The situation on the medical front line is dire as well. Doctors and nurses in our hospitals are overwhelmed — and have been for months — primarily because they're having to deal with an onslaught of patients who still refuse to get vaccinated. After two years of COVID, our medical professionals are exhausted, burned out, frustrated.
With more than 700,000 new cases being diagnosed in this country every day, far more than at any previous point in the pandemic, it can feel as it there's no end in sight.
What happened to the greater good? What happened to common sense? Heck, what happened to personal responsibility?
Data from the Texas Department of State Health Services found that “Texans not vaccinated against COVID-19 were about 20 times more likely to suffer a COVID-19associated death and 12 times more likely to test positive than people who were fully vaccinated.”
It's easy to see why French President Emmanuel Macron, pointing out to a French newspaper that there's no justifiable excuse for refusing vaccination, resorted to an obscenity last week. He used the naughty word to describe how his government would continue to make life difficult for the nation's relatively few vaccine holdouts until the pandemic is defeated. Despite tut-tutting from Macron's political opponents, France's
Health Ministry reported that the number of first vaccinations against the coronavirus had tripled a day after the president's indelicate remark.
Closer to home, Dr. Peter Hotez of the Baylor College of Medicine is no stranger to trolling from the anti-vaxxer crowd and has been the target of threats, death and otherwise, as he has gained more and more visibility among public-health specialists trying to guide us through the pandemic.
This continued trolling comes as hundreds of millions of doses of a COVID-19 vaccine developed at Baylor by Hotez and longtime collaborator Maria Elena Bottazzi are being distributed in India and eventually around the globe. It carries no patent, so it can get into as many arms around the world as possible.
“This is a gift from Texas to the world,” Bottazzi told the Chronicle. “What else can I say?”

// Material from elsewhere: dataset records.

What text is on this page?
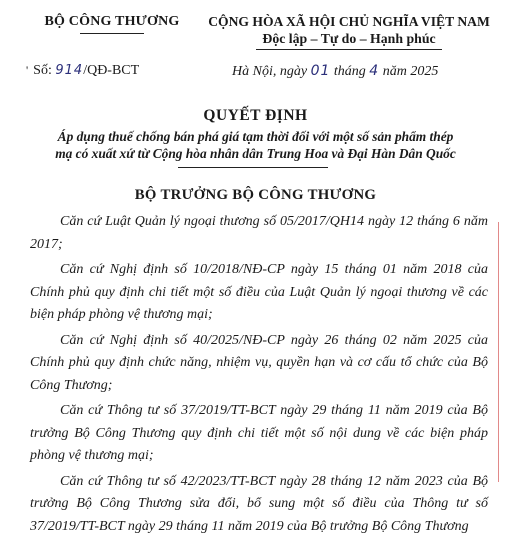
BỘ CÔNG THƯƠNG	CỘNG HÒA XÃ HỘI CHỦ NGHĨA VIỆT NAM
Độc lập – Tự do – Hạnh phúc
' Số: 914/QĐ-BCT	Hà Nội, ngày 01 tháng 4 năm 2025
QUYẾT ĐỊNH
Áp dụng thuế chống bán phá giá tạm thời đối với một số sản phẩm thép
mạ có xuất xứ từ Cộng hòa nhân dân Trung Hoa và Đại Hàn Dân Quốc
BỘ TRƯỞNG BỘ CÔNG THƯƠNG

Căn cứ Luật Quản lý ngoại thương số 05/2017/QH14 ngày 12 tháng 6 năm 2017;

Căn cứ Nghị định số 10/2018/NĐ-CP ngày 15 tháng 01 năm 2018 của Chính phủ quy định chi tiết một số điều của Luật Quản lý ngoại thương về các biện pháp phòng vệ thương mại;

Căn cứ Nghị định số 40/2025/NĐ-CP ngày 26 tháng 02 năm 2025 của Chính phủ quy định chức năng, nhiệm vụ, quyền hạn và cơ cấu tổ chức của Bộ Công Thương;

Căn cứ Thông tư số 37/2019/TT-BCT ngày 29 tháng 11 năm 2019 của Bộ trưởng Bộ Công Thương quy định chi tiết một số nội dung về các biện pháp phòng vệ thương mại;

Căn cứ Thông tư số 42/2023/TT-BCT ngày 28 tháng 12 năm 2023 của Bộ trưởng Bộ Công Thương sửa đổi, bổ sung một số điều của Thông tư số 37/2019/TT-BCT ngày 29 tháng 11 năm 2019 của Bộ trưởng Bộ Công Thương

Here's what we say: thank you. Instead of trolling, insulting and even occasionally losing our temper with a well-meaning public servant, we should take a minute to contemplate the difficult, thankless job they've done day-in, and dayout — for nearly two years.
It's been a while since we greeted doctors and nurses at the end of their shifts with applause, songs and clanging pots and pans, but they deserve our accolades even more now. So do teachers and school leaders, and also Hotez and other scientists battling not only a pandemic but also a viral anti-science crusade that threatens all of us.
Our vital institutions are being challenged as never before. So are we. With both compassion and common sense, it's time for all of us to take off the NoZe-colored glasses and begin acting like responsible adults. Or at the very least, learn to appreciate the adults who are acting responsibly on our behalf.